Dr. Natalia Nowakowska is Professor of European History at Somerville College, University of Oxford.



Friday, 26 July 2019

The First ‘Love Island’ (1838)

                                 
          
George Sand,
painted by
August Charpentier (1838)
Fryderyk Chopin, c. 1849, by Bisson
         

         

       











               On British television, the reality dating show and pop-culture phenomenon ‘Love Island’ is nearing its finale this weekend. With over 6 million viewers, the programme places 20-somethings on the Balearic Island of Mallorca, in a converted farmhouse-villa decked out with neon signs and gaudy summer accessories. Yet perhaps few of the contestants or viewers know that tourism on Mallorca was kick-started almost two centuries ago by an earlier pair of celebrity, star-crossed lovers, in a remote lodging just a few miles away from the ITV villa.

            In 1838, the ‘most famous woman in France’, the avant-garde, aristocratic, cross-dressing, best-selling novelist George Sand (Amantine Dupin) travelled to Mallorca with the Polish composer, pianist and political refugee Fryderyk Chopin. She was 34, a divorced mother of two, he 28. Sand claimed they were seeking solitude, where she could write and Chopin compose; they were likely also fleeing from the scandal their love affair had caused in Paris. Mallorca in the 1830s was heavily agricultural, with limited infrastructure for foreign visitors – the couple could not find a functioning hotel in Palma, and ended up renting a cell in an abandoned monastery, in the mountain village of Valldemossa. The lovers’ Mallorcan tryst was bitter-sweet. Chopin’s letters praised the natural beauty, calm and ‘poetic feeling’ of the island. Sand, however, grew disillusioned, and angry at the locals who disapproved of the unmarried lovers. She later vented her feelings in her famously acerbic
memoire A Winter in Mallorca.  

            Sand’s book put Mallorca on the literary map. She joked that she had ‘discovered’ the island, and predicted that once international travel connections improved ‘Mallorca would soon prove a formidable rival to the Alps’, a new destination for the North European traveller. That prophecy was realised with the opening of an international airport at Palma in 1960, and the advent of mass tourism. Today, ‘Love Island’ producers distil Mallorca into its essential modern tourist image – turquoise waters, limestone coves, endless sunshine, endless swimming pools. Yet, as the 2019 contestants chat, court and argue on our screens, this social-media television spectacle still evokes the unquiet ghosts of Mallorca’s original, nineteenth-century ‘Love Island’ couple.

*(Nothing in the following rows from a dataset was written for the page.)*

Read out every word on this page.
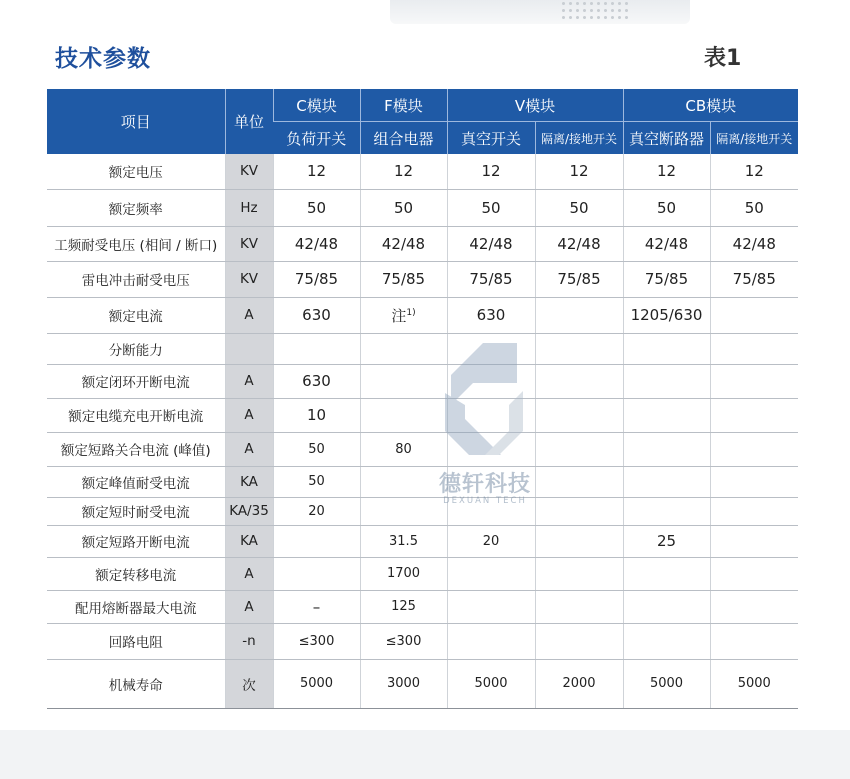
技术参数	表1
项目	单位	C模块	F模块	V模块		CB模块	
		负荷开关	组合电器	真空开关	隔离/接地开关	真空断路器	隔离/接地开关
额定电压	KV	12	12	12	12	12	12
额定频率	Hz	50	50	50	50	50	50
工频耐受电压 (相间 / 断口)	KV	42/48	42/48	42/48	42/48	42/48	42/48
雷电冲击耐受电压	KV	75/85	75/85	75/85	75/85	75/85	75/85
额定电流	A	630	注$^{1)}$	630		1205/630	
分断能力							
额定闭环开断电流	A	630					
额定电缆充电开断电流	A	10					
额定短路关合电流 (峰值)	A	50	80				
额定峰值耐受电流	KA	50					
额定短时耐受电流	KA/35	20					
额定短路开断电流	KA		31.5	20		25	
额定转移电流	A		1700				
配用熔断器最大电流	A	–	125				
回路电阻	-n	≤300	≤300				
机械寿命	次	5000	3000	5000	2000	5000	5000
德轩科技
DEXUAN TECH
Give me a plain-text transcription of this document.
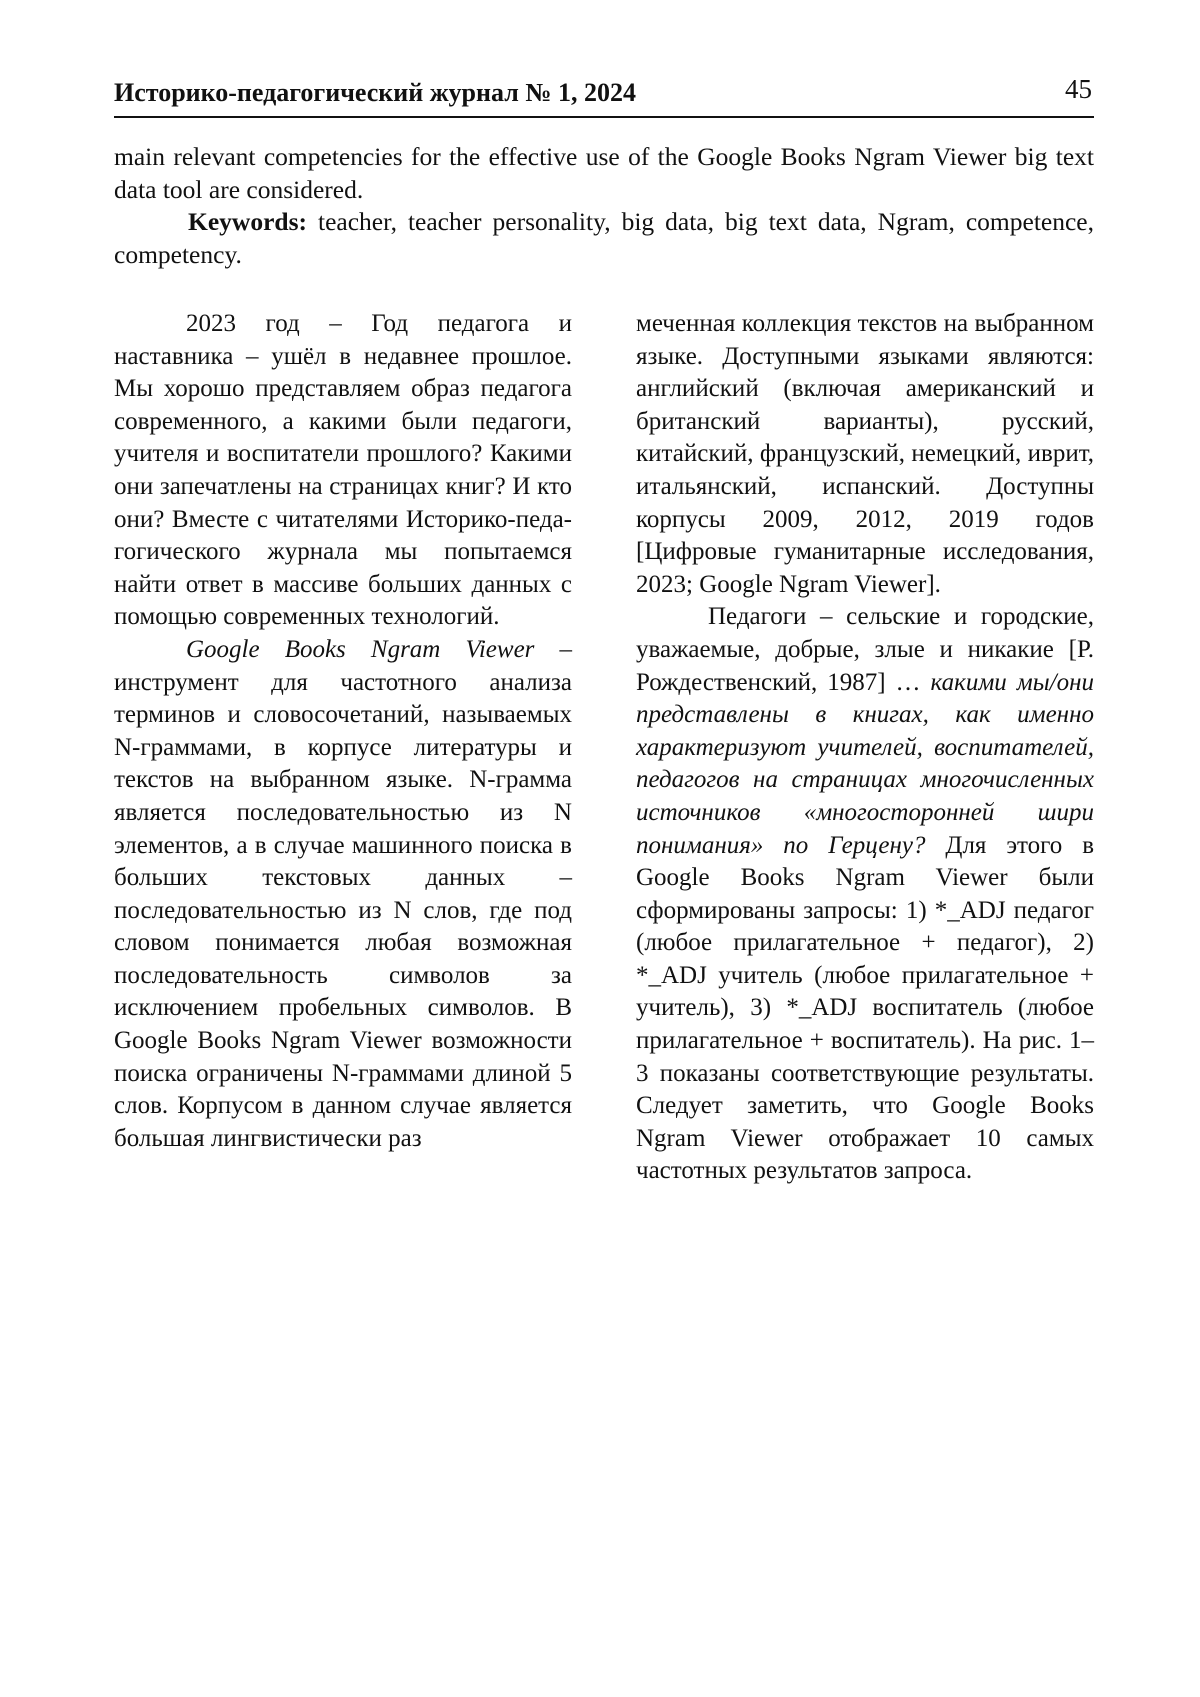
Историко-педагогический журнал № 1, 2024	45

main relevant competencies for the effective use of the Google Books Ngram Viewer big text data tool are considered.

Keywords: teacher, teacher personality, big data, big text data, Ngram, competence, competency.

2023 год – Год педагога и наставника – ушёл в недавнее прошлое. Мы хорошо представляем образ педагога современного, а какими были педагоги, учителя и воспитатели прошлого? Какими они запечатлены на страницах книг? И кто они? Вместе с читателями Историко-педагогического журнала мы попытаемся найти ответ в массиве больших данных с помощью современных технологий.

Google Books Ngram Viewer – инструмент для частотного анализа терминов и словосочетаний, называемых N-граммами, в корпусе литературы и текстов на выбранном языке. N-грамма является последовательностью из N элементов, а в случае машинного поиска в больших текстовых данных – последовательностью из N слов, где под словом понимается любая возможная последовательность символов за исключением пробельных символов. В Google Books Ngram Viewer возможности поиска ограничены N-граммами длиной 5 слов. Корпусом в данном случае является большая лингвистически раз

меченная коллекция текстов на выбранном языке. Доступными языками являются: английский (включая американский и британский варианты), русский, китайский, французский, немецкий, иврит, итальянский, испанский. Доступны корпусы 2009, 2012, 2019 годов [Цифровые гуманитарные исследования, 2023; Google Ngram Viewer].

Педагоги – сельские и городские, уважаемые, добрые, злые и никакие [Р. Рождественский, 1987] … какими мы/они представлены в книгах, как именно характеризуют учителей, воспитателей, педагогов на страницах многочисленных источников «многосторонней шири понимания» по Герцену? Для этого в Google Books Ngram Viewer были сформированы запросы: 1) *_ADJ педагог (любое прилагательное + педагог), 2) *_ADJ учитель (любое прилагательное + учитель), 3) *_ADJ воспитатель (любое прилагательное + воспитатель). На рис. 1–3 показаны соответствующие результаты. Следует заметить, что Google Books Ngram Viewer отображает 10 самых частотных результатов запроса.
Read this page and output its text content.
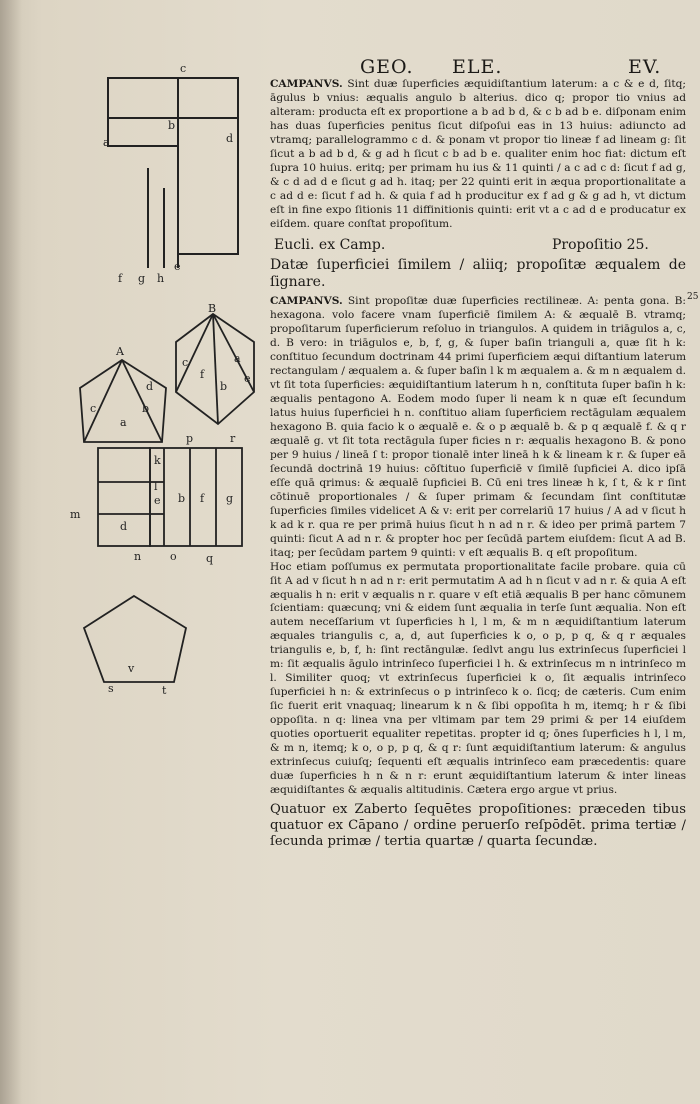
GEO. ELE.	EV.
25
c
b
d
a
f g h
e
B
A
c
a
b
d
c
f
a
b
e
d
p	r
k
l
e b f g
m
n	o	q
v
s	t

CAMPANVS. Sint duæ ſuperficies æquidiſtantium laterum: a c & e d, ſitq; āgulus b vnius: æqualis angulo b alterius. dico q; propor tio vnius ad alteram: producta eſt ex proportione a b ad b d, & c b ad b e. diſponam enim has duas ſuperficies penitus ſicut diſpoſui eas in 13 huius: adiuncto ad vtramq; parallelogrammo c d. & ponam vt propor tio lineæ f ad lineam g: ſit ſicut a b ad b d, & g ad h ſicut c b ad b e. qualiter enim hoc fiat: dictum eſt ſupra 10 huius. eritq; per primam hu ius & 11 quinti / a c ad c d: ſicut f ad g, & c d ad d e ſicut g ad h. itaq; per 22 quinti erit in æqua proportionalitate a c ad d e: ſicut f ad h. & quia f ad h producitur ex f ad g & g ad h, vt dictum eſt in fine expo ſitionis 11 diffinitionis quinti: erit vt a c ad d e producatur ex eiſdem. quare conſtat propoſitum.

Eucli. ex Camp.	Propoſitio 25.

Datæ ſuperficiei ſimilem / aliiq; propoſitæ æqualem de ſignare.

CAMPANVS. Sint propoſitæ duæ ſuperficies rectilineæ. A: penta gona. B: hexagona. volo facere vnam ſuperficiē ſimilem A: & æqualē B. vtramq; propoſitarum ſuperficierum reſoluo in triangulos. A quidem in triāgulos a, c, d. B vero: in triāgulos e, b, f, g, & ſuper baſin trianguli a, quæ ſit h k: conſtituo ſecundum doctrinam 44 primi ſuperficiem æqui diſtantium laterum rectangulam / æqualem a. & ſuper baſin l k m æqualem a. & m n æqualem d. vt ſit tota ſuperficies: æquidiſtantium laterum h n, conſtituta ſuper baſin h k: æqualis pentagono A. Eodem modo ſuper li neam k n quæ eſt ſecundum latus huius ſuperficiei h n. conſtituo aliam ſuperficiem rectāgulam æqualem hexagono B. quia facio k o æqualē e. & o p æqualē b. & p q æqualē f. & q r æqualē g. vt ſit tota rectāgula ſuper ficies n r: æqualis hexagono B. & pono per 9 huius / lineā ſ t: propor tionalē inter lineā h k & lineam k r. & ſuper eā ſecundā doctrinā 19 huius: cōſtituo ſuperficiē v ſimilē ſupficiei A. dico ipſā eſſe quā qrimus: & æqualē ſupficiei B. Cū eni tres lineæ h k, ſ t, & k r ſint cōtinuē proportionales / & ſuper primam & ſecundam ſint conſtitutæ ſuperficies ſimiles videlicet A & v: erit per correlariū 17 huius / A ad v ſicut h k ad k r. qua re per primā huius ſicut h n ad n r. & ideo per primā partem 7 quinti: ſicut A ad n r. & propter hoc per ſecūdā partem eiuſdem: ſicut A ad B. itaq; per ſecūdam partem 9 quinti: v eſt æqualis B. q eſt propoſitum.

Hoc etiam poſſumus ex permutata proportionalitate facile probare. quia cū ſit A ad v ſicut h n ad n r: erit permutatim A ad h n ſicut v ad n r. & quia A eſt æqualis h n: erit v æqualis n r. quare v eſt etiā æqualis B per hanc cōmunem ſcientiam: quæcunq; vni & eidem ſunt æqualia in terſe ſunt æqualia. Non eſt autem neceſſarium vt ſuperficies h l, l m, & m n æquidiſtantium laterum æquales triangulis c, a, d, aut ſuperficies k o, o p, p q, & q r æquales triangulis e, b, f, h: ſint rectāngulæ. ſedlvt angu lus extrinſecus ſuperficiei l m: ſit æqualis āgulo intrinſeco ſuperficiei l h. & extrinſecus m n intrinſeco m l. Similiter quoq; vt extrinſecus ſuperficiei k o, ſit æqualis intrinſeco ſuperficiei h n: & extrinſecus o p intrinſeco k o. ſicq; de cæteris. Cum enim ſic fuerit erit vnaquaq; linearum k n & ſibi oppoſita h m, itemq; h r & ſibi oppoſita. n q: linea vna per vltimam par tem 29 primi & per 14 eiuſdem quoties oportuerit equaliter repetitas. propter id q; ōnes ſuperficies h l, l m, & m n, itemq; k o, o p, p q, & q r: ſunt æquidiſtantium laterum: & angulus extrinſecus cuiuſq; ſequenti eſt æqualis intrinſeco eam præcedentis: quare duæ ſuperficies h n & n r: erunt æquidiſtantium laterum & inter lineas æquidiſtantes & æqualis altitudinis. Cætera ergo argue vt prius.

Quatuor ex Zaberto ſequētes propoſitiones: præceden tibus quatuor ex Cāpano / ordine peruerſo reſpōdēt. prima tertiæ / ſecunda primæ / tertia quartæ / quarta ſecundæ.
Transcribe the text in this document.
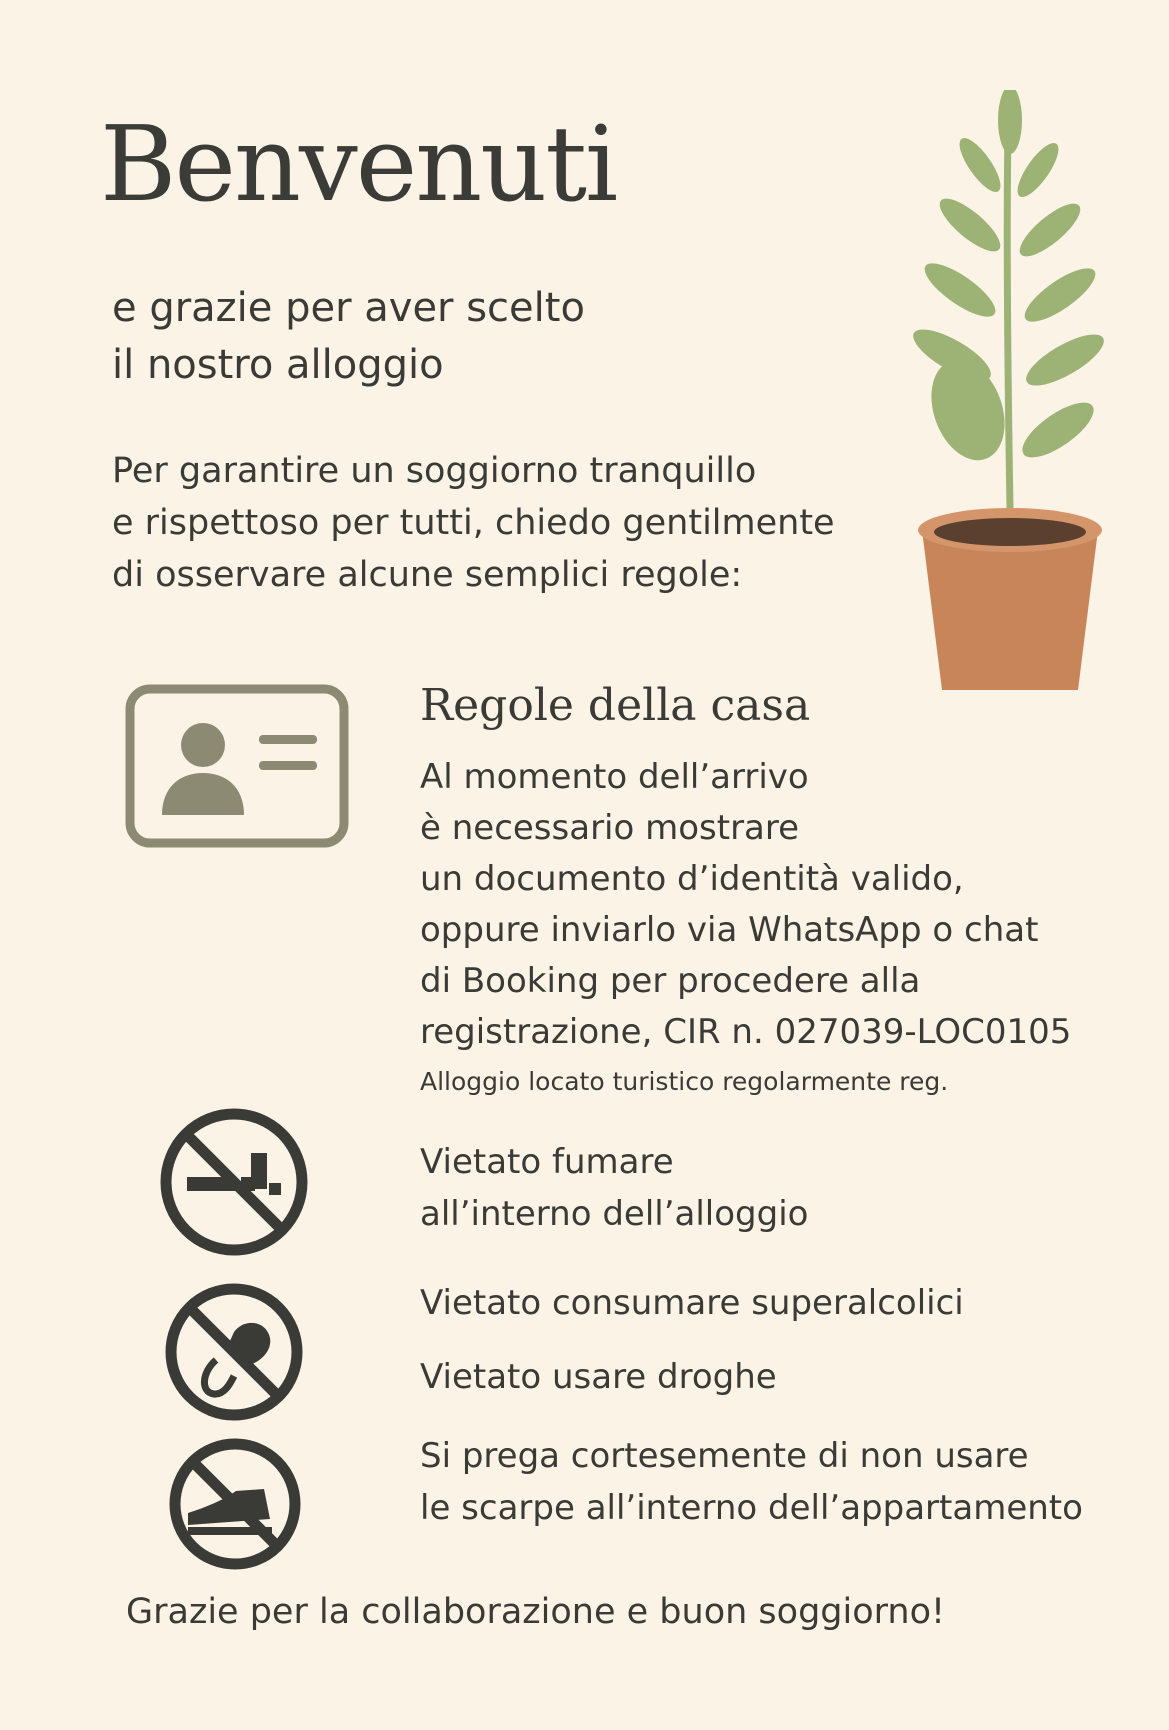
Benvenuti
e grazie per aver scelto
il nostro alloggio
Per garantire un soggiorno tranquillo
e rispettoso per tutti, chiedo gentilmente
di osservare alcune semplici regole:
Regole della casa
Al momento dell’arrivo
è necessario mostrare
un documento d’identità valido,
oppure inviarlo via WhatsApp o chat
di Booking per procedere alla
registrazione, CIR n. 027039-LOC0105
Alloggio locato turistico regolarmente reg.
Vietato fumare
all’interno dell’alloggio
Vietato consumare superalcolici
Vietato usare droghe
Si prega cortesemente di non usare
le scarpe all’interno dell’appartamento
Grazie per la collaborazione e buon soggiorno!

            In their villa, the current ‘Love Island’ contestants are cut off from the outside world, kept well away from the locals. They can only imagine what is being written and tweeted about them in the outside world, or what fame or infamy will greet them on their return. They come to find love, or fame, or the £50K cash prize. Chopin and Sand, too, in their damp monastery sought total privacy, but wondered what the Paris papers were saying. And they too found that that a Mallorcan hideaway holiday had an ambiguous effect on their relationship. Chopin was in 1838 already ill with bronchitis or tuberculosis, and his love affair with Sand would break down in terrible, very public recriminations a few years later. The Polish pianist died in Paris in 1849; Sand did not attend his funeral. The Mallorcan interlude had proved productive for both their careers: Sand wrote her novel Spiridion in the monastery, and Chopin composed a number of pieces at Valldemossa. But the romantic happily-ever-after which the most gossiped-about couple of 19th-century Europe had sought in the Balearic sun had proved, ultimately, far more elusive.